Y cuando Burroughs advirtió que El almuerzo desnudo se “convertía en una saga de la inocencia perdida”, fue sólo su propia pérdida la que lloró. Todos tenemos puntos débiles, sin duda, e incluso los cultivamos cuando necesitamos tamizar nuestros apetitos con una pantalla de decencia. Sin embargo, Burroughs proclamó para sí mismo una claridad experta a la vez que se burlaba de semejantes afirmaciones. Definió el “almuerzo desnudo” de su obra más celebrada como “un momento congelado en el que todos ven qué hay en el otro extremo del tenedor”, pero fue miope en cuanto a las verdaderas razones y resultados de su propia destrucción. No veía ningún obstáculo para que las amapolas no se sembraran fácilmente en los Estados Unidos, “a lo largo y ancho de las Montañas Rocallosas, digamos, de mayo a septiembre”.

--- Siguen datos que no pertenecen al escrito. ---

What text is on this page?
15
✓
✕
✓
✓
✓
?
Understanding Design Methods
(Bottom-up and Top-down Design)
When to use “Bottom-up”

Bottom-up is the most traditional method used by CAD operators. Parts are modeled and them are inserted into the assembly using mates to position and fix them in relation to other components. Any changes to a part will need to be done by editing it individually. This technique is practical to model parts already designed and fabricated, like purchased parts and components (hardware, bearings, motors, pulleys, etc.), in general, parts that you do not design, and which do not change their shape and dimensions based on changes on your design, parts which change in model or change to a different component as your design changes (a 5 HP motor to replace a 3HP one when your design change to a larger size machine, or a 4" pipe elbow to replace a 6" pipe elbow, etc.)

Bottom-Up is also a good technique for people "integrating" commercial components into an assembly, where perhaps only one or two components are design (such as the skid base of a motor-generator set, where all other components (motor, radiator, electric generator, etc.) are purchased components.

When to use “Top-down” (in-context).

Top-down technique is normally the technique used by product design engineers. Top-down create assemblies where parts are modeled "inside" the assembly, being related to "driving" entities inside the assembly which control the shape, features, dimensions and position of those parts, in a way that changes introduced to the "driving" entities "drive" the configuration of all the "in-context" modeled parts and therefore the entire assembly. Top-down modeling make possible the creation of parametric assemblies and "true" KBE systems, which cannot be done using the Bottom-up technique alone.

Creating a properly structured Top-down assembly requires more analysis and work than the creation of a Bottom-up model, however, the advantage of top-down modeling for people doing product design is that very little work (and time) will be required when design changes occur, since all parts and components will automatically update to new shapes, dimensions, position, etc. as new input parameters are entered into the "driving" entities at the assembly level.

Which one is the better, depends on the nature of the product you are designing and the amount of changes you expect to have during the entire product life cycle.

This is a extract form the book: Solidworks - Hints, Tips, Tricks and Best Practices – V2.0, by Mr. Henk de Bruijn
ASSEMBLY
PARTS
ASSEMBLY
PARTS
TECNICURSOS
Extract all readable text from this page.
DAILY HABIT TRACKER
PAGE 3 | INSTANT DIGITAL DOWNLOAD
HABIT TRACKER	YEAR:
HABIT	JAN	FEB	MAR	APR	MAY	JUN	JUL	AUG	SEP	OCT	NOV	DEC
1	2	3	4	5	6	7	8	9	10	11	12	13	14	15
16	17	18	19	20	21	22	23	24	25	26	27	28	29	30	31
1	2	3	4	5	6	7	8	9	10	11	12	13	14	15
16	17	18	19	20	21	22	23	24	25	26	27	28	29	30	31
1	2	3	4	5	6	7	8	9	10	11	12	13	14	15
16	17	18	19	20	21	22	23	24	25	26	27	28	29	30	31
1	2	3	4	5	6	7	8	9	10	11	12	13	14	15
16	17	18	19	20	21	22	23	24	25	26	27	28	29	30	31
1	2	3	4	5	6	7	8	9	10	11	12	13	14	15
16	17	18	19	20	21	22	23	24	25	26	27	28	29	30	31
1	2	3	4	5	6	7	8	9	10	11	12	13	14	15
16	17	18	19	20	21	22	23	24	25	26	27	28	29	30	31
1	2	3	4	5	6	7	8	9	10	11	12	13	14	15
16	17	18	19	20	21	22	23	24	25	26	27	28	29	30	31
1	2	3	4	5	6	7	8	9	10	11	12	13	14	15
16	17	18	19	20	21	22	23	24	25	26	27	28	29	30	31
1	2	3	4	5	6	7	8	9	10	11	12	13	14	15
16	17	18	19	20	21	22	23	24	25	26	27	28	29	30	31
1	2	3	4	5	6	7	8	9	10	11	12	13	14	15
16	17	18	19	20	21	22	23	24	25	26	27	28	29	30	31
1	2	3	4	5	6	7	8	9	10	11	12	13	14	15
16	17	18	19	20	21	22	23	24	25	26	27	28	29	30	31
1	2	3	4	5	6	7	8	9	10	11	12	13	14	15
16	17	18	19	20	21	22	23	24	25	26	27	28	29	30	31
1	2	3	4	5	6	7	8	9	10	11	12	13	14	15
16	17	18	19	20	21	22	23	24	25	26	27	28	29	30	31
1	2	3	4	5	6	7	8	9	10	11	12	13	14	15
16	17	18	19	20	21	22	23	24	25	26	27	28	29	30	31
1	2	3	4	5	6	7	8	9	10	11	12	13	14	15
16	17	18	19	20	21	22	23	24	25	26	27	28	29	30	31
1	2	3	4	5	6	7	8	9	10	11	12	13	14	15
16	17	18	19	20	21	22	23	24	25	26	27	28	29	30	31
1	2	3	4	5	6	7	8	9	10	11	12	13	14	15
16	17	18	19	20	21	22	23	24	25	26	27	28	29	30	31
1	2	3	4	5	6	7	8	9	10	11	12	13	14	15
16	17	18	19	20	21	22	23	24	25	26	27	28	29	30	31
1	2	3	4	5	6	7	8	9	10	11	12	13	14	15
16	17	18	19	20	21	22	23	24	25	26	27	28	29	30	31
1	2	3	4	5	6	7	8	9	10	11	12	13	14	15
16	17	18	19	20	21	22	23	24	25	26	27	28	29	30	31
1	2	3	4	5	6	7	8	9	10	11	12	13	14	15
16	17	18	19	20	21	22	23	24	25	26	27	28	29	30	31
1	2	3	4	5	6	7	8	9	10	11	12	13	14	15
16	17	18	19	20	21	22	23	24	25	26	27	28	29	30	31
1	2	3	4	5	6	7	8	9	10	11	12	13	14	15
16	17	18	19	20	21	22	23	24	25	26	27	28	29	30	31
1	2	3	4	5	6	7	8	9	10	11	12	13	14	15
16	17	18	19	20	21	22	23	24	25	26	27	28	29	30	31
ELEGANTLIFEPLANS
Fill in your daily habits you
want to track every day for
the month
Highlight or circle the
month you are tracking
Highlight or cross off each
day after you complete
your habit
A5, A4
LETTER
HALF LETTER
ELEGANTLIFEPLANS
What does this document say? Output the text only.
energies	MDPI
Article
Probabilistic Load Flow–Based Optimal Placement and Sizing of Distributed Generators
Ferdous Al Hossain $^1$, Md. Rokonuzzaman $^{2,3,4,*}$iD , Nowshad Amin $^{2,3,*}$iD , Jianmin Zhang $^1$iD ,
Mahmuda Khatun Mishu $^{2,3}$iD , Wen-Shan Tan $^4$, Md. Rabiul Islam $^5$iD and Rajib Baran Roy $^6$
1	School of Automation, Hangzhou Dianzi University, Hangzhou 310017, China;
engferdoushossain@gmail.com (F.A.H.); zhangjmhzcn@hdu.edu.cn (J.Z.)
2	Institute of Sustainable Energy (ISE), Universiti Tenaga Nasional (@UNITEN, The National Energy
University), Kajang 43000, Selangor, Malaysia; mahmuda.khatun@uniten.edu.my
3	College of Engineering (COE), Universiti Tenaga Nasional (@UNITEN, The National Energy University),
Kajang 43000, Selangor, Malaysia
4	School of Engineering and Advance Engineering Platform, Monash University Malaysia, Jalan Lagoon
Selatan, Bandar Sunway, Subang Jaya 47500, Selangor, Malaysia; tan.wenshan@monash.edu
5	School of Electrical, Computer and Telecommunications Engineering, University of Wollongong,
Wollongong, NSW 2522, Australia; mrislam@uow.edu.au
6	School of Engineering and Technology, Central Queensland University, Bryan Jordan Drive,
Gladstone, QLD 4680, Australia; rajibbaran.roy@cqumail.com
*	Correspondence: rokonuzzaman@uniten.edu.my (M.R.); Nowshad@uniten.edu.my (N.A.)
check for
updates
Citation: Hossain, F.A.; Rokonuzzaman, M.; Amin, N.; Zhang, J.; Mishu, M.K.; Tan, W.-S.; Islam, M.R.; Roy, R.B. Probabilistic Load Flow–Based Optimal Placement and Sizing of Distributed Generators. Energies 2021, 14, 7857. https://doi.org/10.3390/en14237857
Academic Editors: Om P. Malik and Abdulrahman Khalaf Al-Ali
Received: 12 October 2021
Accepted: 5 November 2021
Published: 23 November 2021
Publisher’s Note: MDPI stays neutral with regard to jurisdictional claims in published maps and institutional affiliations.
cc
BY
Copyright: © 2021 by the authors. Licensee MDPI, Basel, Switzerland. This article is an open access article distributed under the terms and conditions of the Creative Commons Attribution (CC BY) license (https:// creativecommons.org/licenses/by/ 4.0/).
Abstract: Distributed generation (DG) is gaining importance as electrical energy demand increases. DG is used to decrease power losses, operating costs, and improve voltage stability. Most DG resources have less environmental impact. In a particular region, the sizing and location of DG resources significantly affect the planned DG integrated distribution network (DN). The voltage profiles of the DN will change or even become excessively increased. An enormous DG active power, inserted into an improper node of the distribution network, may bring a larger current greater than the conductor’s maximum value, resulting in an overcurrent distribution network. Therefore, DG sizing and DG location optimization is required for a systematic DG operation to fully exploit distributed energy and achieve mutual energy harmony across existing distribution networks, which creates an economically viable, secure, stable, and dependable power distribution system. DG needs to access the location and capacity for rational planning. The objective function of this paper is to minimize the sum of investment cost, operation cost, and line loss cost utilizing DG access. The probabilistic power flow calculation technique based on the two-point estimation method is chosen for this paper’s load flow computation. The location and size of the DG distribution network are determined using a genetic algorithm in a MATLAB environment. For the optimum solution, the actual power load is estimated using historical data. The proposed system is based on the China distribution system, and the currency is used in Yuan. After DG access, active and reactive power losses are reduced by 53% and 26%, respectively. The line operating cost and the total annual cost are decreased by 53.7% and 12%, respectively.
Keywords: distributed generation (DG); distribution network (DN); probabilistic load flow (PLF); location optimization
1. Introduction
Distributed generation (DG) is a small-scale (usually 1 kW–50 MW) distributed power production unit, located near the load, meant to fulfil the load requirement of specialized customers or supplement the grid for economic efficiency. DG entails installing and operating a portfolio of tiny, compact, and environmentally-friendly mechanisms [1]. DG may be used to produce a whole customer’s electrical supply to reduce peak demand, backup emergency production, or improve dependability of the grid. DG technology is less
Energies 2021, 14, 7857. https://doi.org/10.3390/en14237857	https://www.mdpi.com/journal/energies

Eso habría sido maravilloso, pero “como el opio se recolecta en pequeñas cantidades y a mano, y los resultados que rinde cada trabajador apenas se miden en onzas, esta labor debe ser barata a la vez que debe ejecutarse con cuidado. Los recolectores turcos de principios del siglo veinte ganaban entre treinta y cincuenta centavos por un día de catorce horas de trabajo” (La fuerza de la costumbre), que es la cantidad aproximada que Burroughs le pagaba a sus jóvenes acompañantes. En la tierra de la libertad esta tarifa habría resultado inaceptable. El suyo era un almuerzo desnudo en el que jamás se fijó en los meseros, no digamos ya en los cargadores de la cocina, que se necesitaban para servirlo, como Chardin notó sobre los recolectores de opio en la Persia del siglo diecisiete: “son como muertos extraídos de sus tumbas, lívidos, enjutos y temblorosos como si tuvieran parálisis.”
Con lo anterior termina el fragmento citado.